Pilgerreise zur Hausbank und AWS
Es empfiehlt sich daher, diese Canossagänge am besten vorher mit dem Steuerberater zu besprechen und zu planen. Die Banken wollen momentan für jeden Cent, den sie verborgen sollen, eine Planrechnung sehen. Dass das gerade jetzt keine Planrechnung, sondern mehr eine Plan-Kaffeesudleserei ist, ist den Bankberatern bewusst. Verlangt wird sie aber trotzdem und sollte dementsprechend auch mit der größtmöglichen Sorgfalt erstellt werden.
„Das Austria Wirtschafts Service (die AWS) verteilt doch aktuell eh geförderte Kredite“, werden Sie jetzt sagen. Meine Antwort darauf ist: „Ja, stimmt, aber …“ Die AWS verteilt keine Kredite, die AWS übernimmt unter bestimmten Voraussetzungen die Haftung für einen Kredit. Das soll der Hausbank erleichtern, den Kredit zu finanzieren. Finanziert wird immer über die Bank, die nach ihren eigenen Regeln die Bonität des Kreditnehmers würdigt. Sind nun die Bonität und die Planrechnung schlecht, wird die Bank der AWS empfehlen, die Haftung nicht zu übernehmen – und dann gibt’s keinen Kredit. Und: Die AWS kontrolliert in der Zukunft, ob die Geldmittel auch bestimmungsgemäß verwendet werden. Und bekanntlich ist man hinterher immer schlauer …
Insolvenzantrag
Sollte der Unternehmer nun aber merken, dass die Zahlungsstockung doch nicht nur vorübergehend ist, also eine Zahlungsunfähigkeit vorliegt, sind die Voraussetzungen für die Eröffnung eines Insolvenzverfahrens erfüllt. Der Unternehmer ist verpflichtet, ohne schuldhaftes Verzögern einen Insolvenzantrag zu stellen. Die Insolvenzordnung sieht dafür einen maximalen Zeitrahmen von 60 Tagen ab Eintritt der Zahlungsunfähigkeit vor. Im Falle einer Zahlungsunfähigkeit aufgrund von Naturkatastrophen (Corona soll angeblich eine solche sein, zumindest im Steuerrecht ist das so), verlängert sich diese Frist auf 120 Tage (§69 Abs. 2 und Abs. 2a). Diese Fristen sind unter anderem deswegen so wichtig, weil bei verspäteter Anmeldung Gläubiger auf zivilrechtlichem Weg Ansprüche auf Schadenersatz einbringen können.

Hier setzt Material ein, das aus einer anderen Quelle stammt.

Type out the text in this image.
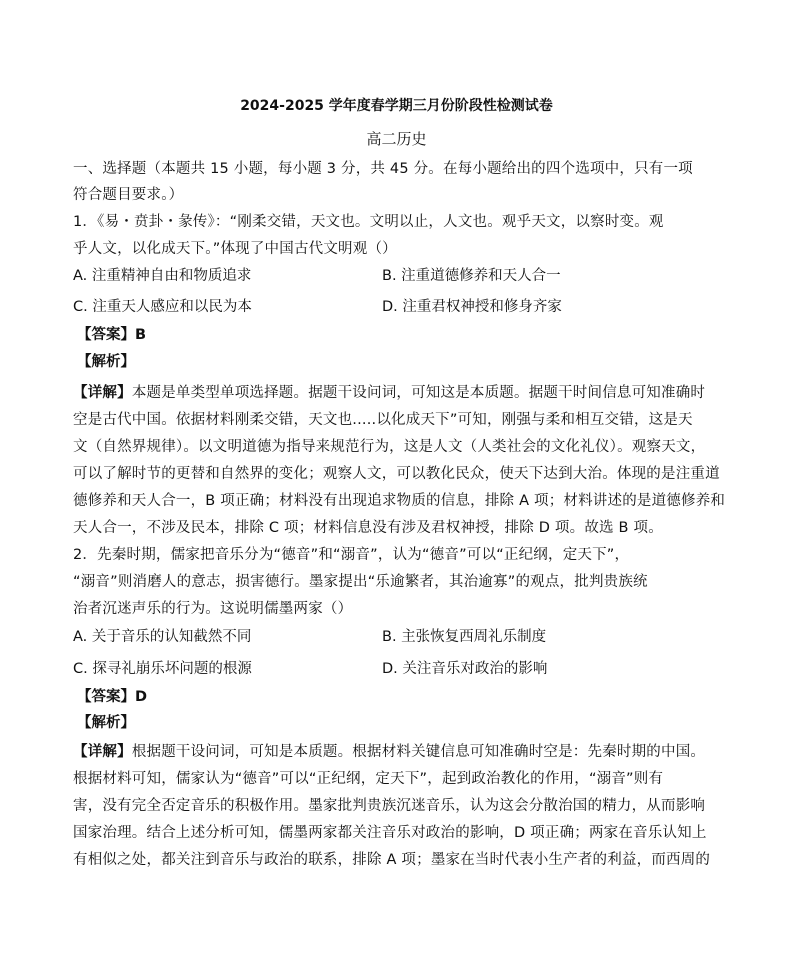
2024-2025 学年度春学期三月份阶段性检测试卷
高二历史
一、选择题（本题共 15 小题，每小题 3 分，共 45 分。在每小题给出的四个选项中，只有一项
符合题目要求。）
1．《易・贲卦・彖传》：“刚柔交错，天文也。文明以止，人文也。观乎天文，以察时变。观
乎人文，以化成天下。”体现了中国古代文明观（）
A. 注重精神自由和物质追求	B. 注重道德修养和天人合一
C. 注重天人感应和以民为本	D. 注重君权神授和修身齐家
【答案】B
【解析】
【详解】本题是单类型单项选择题。据题干设问词，可知这是本质题。据题干时间信息可知准确时
空是古代中国。依据材料刚柔交错，天文也.....以化成天下”可知，刚强与柔和相互交错，这是天
文（自然界规律）。以文明道德为指导来规范行为，这是人文（人类社会的文化礼仪）。观察天文，
可以了解时节的更替和自然界的变化；观察人文，可以教化民众，使天下达到大治。体现的是注重道
德修养和天人合一，B 项正确；材料没有出现追求物质的信息，排除 A 项；材料讲述的是道德修养和
天人合一，不涉及民本，排除 C 项；材料信息没有涉及君权神授，排除 D 项。故选 B 项。
2．先秦时期，儒家把音乐分为“德音”和“溺音”，认为“德音”可以“正纪纲，定天下”，
“溺音”则消磨人的意志，损害德行。墨家提出“乐逾繁者，其治逾寡”的观点，批判贵族统
治者沉迷声乐的行为。这说明儒墨两家（）
A. 关于音乐的认知截然不同	B. 主张恢复西周礼乐制度
C. 探寻礼崩乐坏问题的根源	D. 关注音乐对政治的影响
【答案】D
【解析】
【详解】根据题干设问词，可知是本质题。根据材料关键信息可知准确时空是：先秦时期的中国。
根据材料可知，儒家认为“德音”可以“正纪纲，定天下”，起到政治教化的作用，“溺音”则有
害，没有完全否定音乐的积极作用。墨家批判贵族沉迷音乐，认为这会分散治国的精力，从而影响
国家治理。结合上述分析可知，儒墨两家都关注音乐对政治的影响，D 项正确；两家在音乐认知上
有相似之处，都关注到音乐与政治的联系，排除 A 项；墨家在当时代表小生产者的利益，而西周的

In diesem Fall ist es von höchster Wichtigkeit, sofort mit dem Steuerberater Kontakt aufzunehmen, die 60 Tage sind rasch vorbei und meistens merkt man es in den ersten Tagen ja gar nicht, dass man schon insolvenzgefährdet ist. Der Masseverwalter schaut rechnerisch zurück und legt im Nachhinein den Zeitpunkt der Zahlungsunfähigkeit fest. Und bekanntlich ist man hinterher immer schlauer …
Ein guter Plan muss her
Gemeinsam mit dem Steuerberater ist es dann an der Zeit, einen guten Plan zu entwickeln. Sinnvollerweise werden zu diesem Zeitpunkt noch Rechtsanwälte und möglicherweise der eine oder andere Unternehmensberater ins Boot geholt, um das Unternehmen noch retten zu können oder, im schlechtesten Fall, die Insolvenz möglichst geordnet anzutreten. Es ist ratsam, insbesondere in unruhigen Zeiten mit Hirn und Hausverstand vorzugehen und sich Berater an die Seite zu holen. Dann sollten auch Bankgespräche ihren Schrecken verlieren.